I have wondered many a times what makes this topic interesting at once but dealt with in hush-hush tones when there is an anonymous whistle blown.
Why do organizations and those in the higher echelons postpone / neglect or trivialize the need to look at this risk a little closer (even before an incident happens)?
True (and rightfully so) all organizations give the utmost importance to improving their top line / bottom line revenues and profits, but one fraudster can create a devastating setback to what was built up over the years – reputation, goodwill, customer faith, vendor relationships and so on.
Behavioural analysis can reveal a lot about why such risks can happen and tell-tale signs of perpetrators. According to a study conducted by Association of Certified Fraud Examiners (ACFE) in 2016 for Southern Asian countries, (Courtesy: Report to the Nations on Occupational Fraud and Abuse), fraud perpetrators often show red flag behavioural characteristics associated with their crimes – living beyond their means, unusually close association with vendors, financial difficulties, etc.

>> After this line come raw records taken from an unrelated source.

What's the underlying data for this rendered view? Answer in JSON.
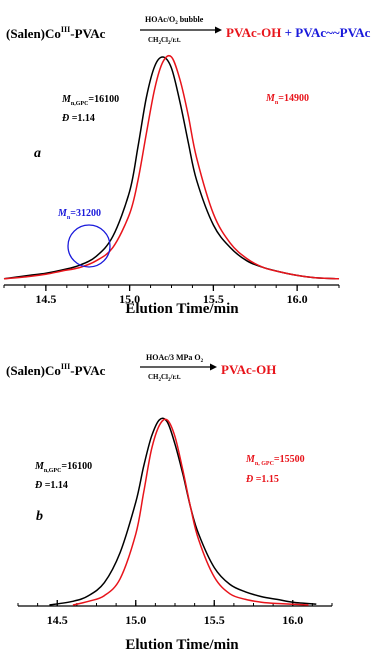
{
  "colors": {
    "black": "#000000",
    "red": "#e8141b",
    "blue": "#1a1adb"
  },
  "chart_data": [
    {
      "type": "line",
      "panel_label": "a",
      "xlabel": "Elution Time/min",
      "ylabel": "",
      "xlim": [
        14.25,
        16.25
      ],
      "ylim": [
        0,
        1.0
      ],
      "x_ticks": [
        "14.5",
        "15.0",
        "15.5",
        "16.0"
      ],
      "scheme": {
        "reactant": "(Salen)Co",
        "reactant_sup": "III",
        "reactant_suffix": "-PVAc",
        "arrow_top": "HOAc/O",
        "arrow_top_sub": "2",
        "arrow_top_suffix": " bubble",
        "arrow_bottom": "CH",
        "arrow_bottom_sub1": "2",
        "arrow_bottom_mid": "Cl",
        "arrow_bottom_sub2": "2",
        "arrow_bottom_suffix": "/r.t.",
        "product1": "PVAc-OH",
        "plus": " + ",
        "product2": "PVAc~~PVAc"
      },
      "annotations": [
        {
          "color": "black",
          "prefix": "M",
          "sub": "n,GPC",
          "value": "=16100"
        },
        {
          "color": "black",
          "prefix": "Đ",
          "sub": "",
          "value": " =1.14"
        },
        {
          "color": "red",
          "prefix": "M",
          "sub": "n",
          "value": "=14900"
        },
        {
          "color": "blue",
          "prefix": "M",
          "sub": "n",
          "value": "=31200"
        }
      ],
      "series": [
        {
          "color": "black",
          "x": [
            14.25,
            14.4,
            14.5,
            14.6,
            14.7,
            14.8,
            14.9,
            15.0,
            15.05,
            15.1,
            15.15,
            15.2,
            15.25,
            15.3,
            15.35,
            15.4,
            15.5,
            15.6,
            15.7,
            15.8,
            15.9,
            16.0,
            16.1,
            16.25
          ],
          "y": [
            0.01,
            0.025,
            0.035,
            0.05,
            0.07,
            0.11,
            0.2,
            0.4,
            0.6,
            0.82,
            0.96,
            1.0,
            0.95,
            0.8,
            0.62,
            0.45,
            0.25,
            0.15,
            0.09,
            0.06,
            0.04,
            0.025,
            0.015,
            0.01
          ]
        },
        {
          "color": "red",
          "x": [
            14.25,
            14.4,
            14.5,
            14.6,
            14.7,
            14.8,
            14.9,
            15.0,
            15.05,
            15.1,
            15.15,
            15.2,
            15.25,
            15.3,
            15.35,
            15.4,
            15.5,
            15.6,
            15.7,
            15.8,
            15.9,
            16.0,
            16.1,
            16.25
          ],
          "y": [
            0.01,
            0.02,
            0.03,
            0.045,
            0.06,
            0.09,
            0.15,
            0.3,
            0.45,
            0.66,
            0.86,
            0.98,
            1.0,
            0.9,
            0.74,
            0.55,
            0.3,
            0.17,
            0.1,
            0.06,
            0.04,
            0.025,
            0.015,
            0.01
          ]
        }
      ]
    },
    {
      "type": "line",
      "panel_label": "b",
      "xlabel": "Elution Time/min",
      "ylabel": "",
      "xlim": [
        14.25,
        16.25
      ],
      "ylim": [
        0,
        1.0
      ],
      "x_ticks": [
        "14.5",
        "15.0",
        "15.5",
        "16.0"
      ],
      "scheme": {
        "reactant": "(Salen)Co",
        "reactant_sup": "III",
        "reactant_suffix": "-PVAc",
        "arrow_top": "HOAc/3 MPa O",
        "arrow_top_sub": "2",
        "arrow_bottom": "CH",
        "arrow_bottom_sub1": "2",
        "arrow_bottom_mid": "Cl",
        "arrow_bottom_sub2": "2",
        "arrow_bottom_suffix": "/r.t.",
        "product1": "PVAc-OH"
      },
      "annotations": [
        {
          "color": "black",
          "prefix": "M",
          "sub": "n,GPC",
          "value": "=16100"
        },
        {
          "color": "black",
          "prefix": "Đ",
          "sub": "",
          "value": " =1.14"
        },
        {
          "color": "red",
          "prefix": "M",
          "sub": "n, GPC",
          "value": "=15500"
        },
        {
          "color": "red",
          "prefix": "Đ",
          "sub": "",
          "value": " =1.15"
        }
      ],
      "series": [
        {
          "color": "black",
          "x": [
            14.45,
            14.6,
            14.7,
            14.8,
            14.9,
            15.0,
            15.05,
            15.1,
            15.15,
            15.2,
            15.25,
            15.3,
            15.35,
            15.4,
            15.5,
            15.6,
            15.7,
            15.8,
            15.9,
            16.0,
            16.15
          ],
          "y": [
            0.0,
            0.02,
            0.05,
            0.12,
            0.28,
            0.55,
            0.74,
            0.9,
            0.99,
            0.98,
            0.86,
            0.7,
            0.52,
            0.38,
            0.2,
            0.11,
            0.07,
            0.045,
            0.03,
            0.015,
            0.005
          ]
        },
        {
          "color": "red",
          "x": [
            14.6,
            14.7,
            14.8,
            14.9,
            15.0,
            15.05,
            15.1,
            15.15,
            15.2,
            15.25,
            15.3,
            15.35,
            15.4,
            15.5,
            15.6,
            15.7,
            15.8,
            15.9,
            16.0,
            16.1
          ],
          "y": [
            0.0,
            0.02,
            0.05,
            0.14,
            0.38,
            0.6,
            0.83,
            0.96,
            0.99,
            0.9,
            0.72,
            0.52,
            0.35,
            0.15,
            0.06,
            0.03,
            0.015,
            0.008,
            0.004,
            0.0
          ]
        }
      ]
    }
  ]
}
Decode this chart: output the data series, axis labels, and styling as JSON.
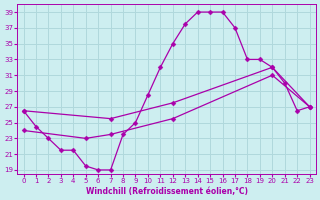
{
  "xlabel": "Windchill (Refroidissement éolien,°C)",
  "ylabel": "",
  "bg_color": "#cdeef0",
  "grid_color": "#b0d8dc",
  "line_color": "#aa00aa",
  "xlim": [
    -0.5,
    23.5
  ],
  "ylim": [
    18.5,
    40
  ],
  "xticks": [
    0,
    1,
    2,
    3,
    4,
    5,
    6,
    7,
    8,
    9,
    10,
    11,
    12,
    13,
    14,
    15,
    16,
    17,
    18,
    19,
    20,
    21,
    22,
    23
  ],
  "yticks": [
    19,
    21,
    23,
    25,
    27,
    29,
    31,
    33,
    35,
    37,
    39
  ],
  "line1_x": [
    0,
    1,
    2,
    3,
    4,
    5,
    6,
    7,
    8,
    9,
    10,
    11,
    12,
    13,
    14,
    15,
    16,
    17,
    18,
    19,
    20,
    21,
    22,
    23
  ],
  "line1_y": [
    26.5,
    24.5,
    23.0,
    21.5,
    21.5,
    19.5,
    19.0,
    19.0,
    23.5,
    25.0,
    28.5,
    32.0,
    35.0,
    37.5,
    39.0,
    39.0,
    39.0,
    37.0,
    33.0,
    33.0,
    32.0,
    30.0,
    26.5,
    27.0
  ],
  "line2_x": [
    0,
    7,
    12,
    20,
    23
  ],
  "line2_y": [
    26.5,
    25.5,
    27.5,
    32.0,
    27.0
  ],
  "line3_x": [
    0,
    5,
    7,
    12,
    20,
    23
  ],
  "line3_y": [
    24.0,
    23.0,
    23.5,
    25.5,
    31.0,
    27.0
  ]
}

In recent times there are many interpretations of what ultimately leads to a fraud. Here are examples of some of them.
- Failure of business integrity.
- Lack of ethics.
- Suspicious business transactions.
- Lack of business partner screening and approval.
- Unaware of company’s business between parties related to the organizations’ management and employees.

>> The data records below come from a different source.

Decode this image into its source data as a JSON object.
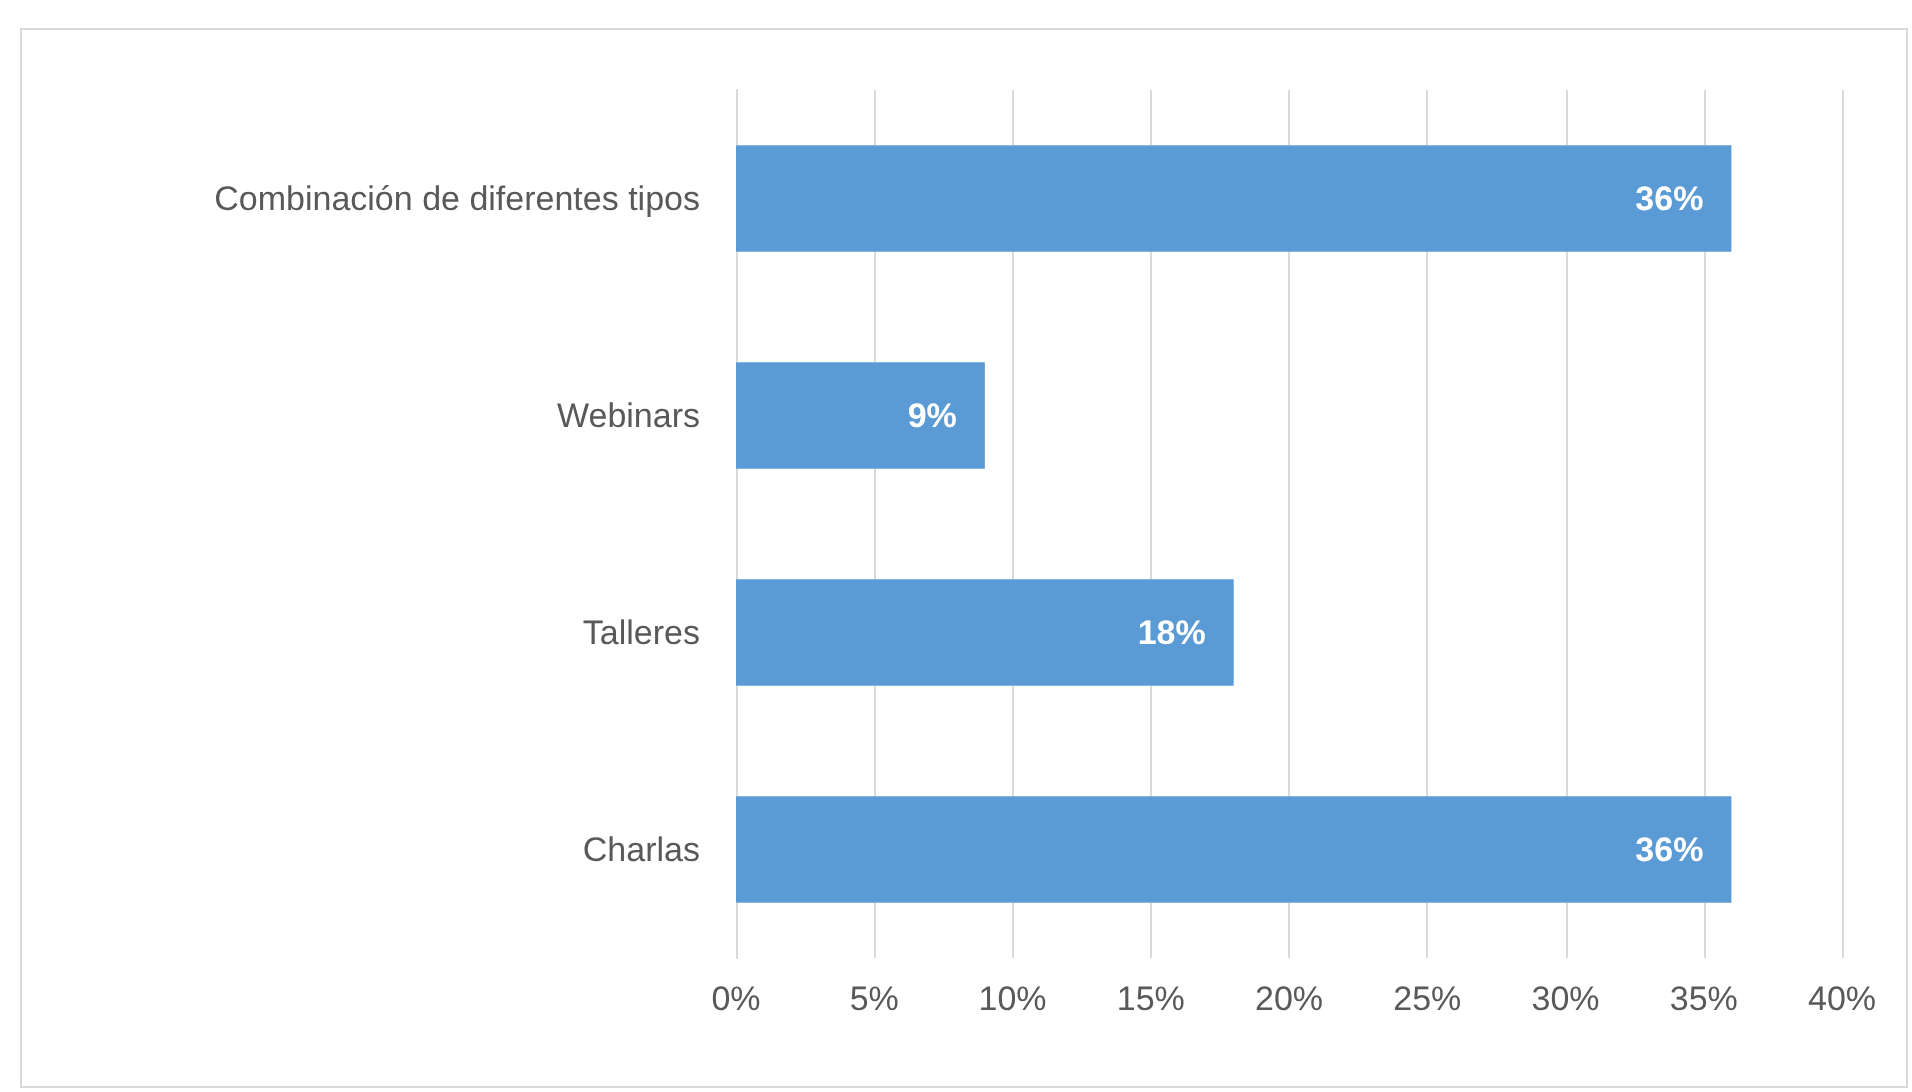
{
  "chart_data": {
    "type": "bar",
    "orientation": "horizontal",
    "categories": [
      "Combinación de diferentes tipos",
      "Webinars",
      "Talleres",
      "Charlas"
    ],
    "values": [
      36,
      9,
      18,
      36
    ],
    "color": "#5b9bd5",
    "value_labels": [
      "36%",
      "9%",
      "18%",
      "36%"
    ],
    "xlim": [
      0,
      40
    ],
    "xticks": [
      {
        "value": 0,
        "label": "0%"
      },
      {
        "value": 5,
        "label": "5%"
      },
      {
        "value": 10,
        "label": "10%"
      },
      {
        "value": 15,
        "label": "15%"
      },
      {
        "value": 20,
        "label": "20%"
      },
      {
        "value": 25,
        "label": "25%"
      },
      {
        "value": 30,
        "label": "30%"
      },
      {
        "value": 35,
        "label": "35%"
      },
      {
        "value": 40,
        "label": "40%"
      }
    ],
    "grid": "x"
  }
}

- Suspicious movement / physical entry of persons whether during or after business hours.
- Excessive authorizations / Breach of passwords / networks / servers / applications caused by either internal staff or external hackers.
- ………………………and the list can go on.
When broken down into several root causes like the ones cited above, it becomes easier to tackle the overarching subject of “risk of frauds”. You would realize that several arms of the business functions are responsible for proactively tackling these risks.
A closer analysis of the root causes for these risks related to frauds will point to the underlying factors:
- Insufficient or lack of business controls (aka internal controls).
- Lack of awareness of ethical standards and integrity in business dealings (lack of Governance principles).
Risks, Controls and Governance are intertwined and cannot be dealt with as isolated topics. In my opinion, there cannot be a debate on which one is more important than the other. One needs to have a holistic view of all three aspects – even if you are not able to tackle all of them at the same time due to either resource or cost constraints in the organization, at least be aware about the inter-relationships.
Even large multinationals keep these topics at arm’s length between internal audit, Board and Audit committee and operational departments, which I think confuses the whole issue at hand. Probably one of the reasons why topics like risk management programs, SOX compliance, technology implementations appear so daunting.
Clearly one has to structure these at a high level and follow a vision statement for effectively bringing in good governance, business controls and risk management programs in a phased manner, but never losing sight of the benefits of an integrated view.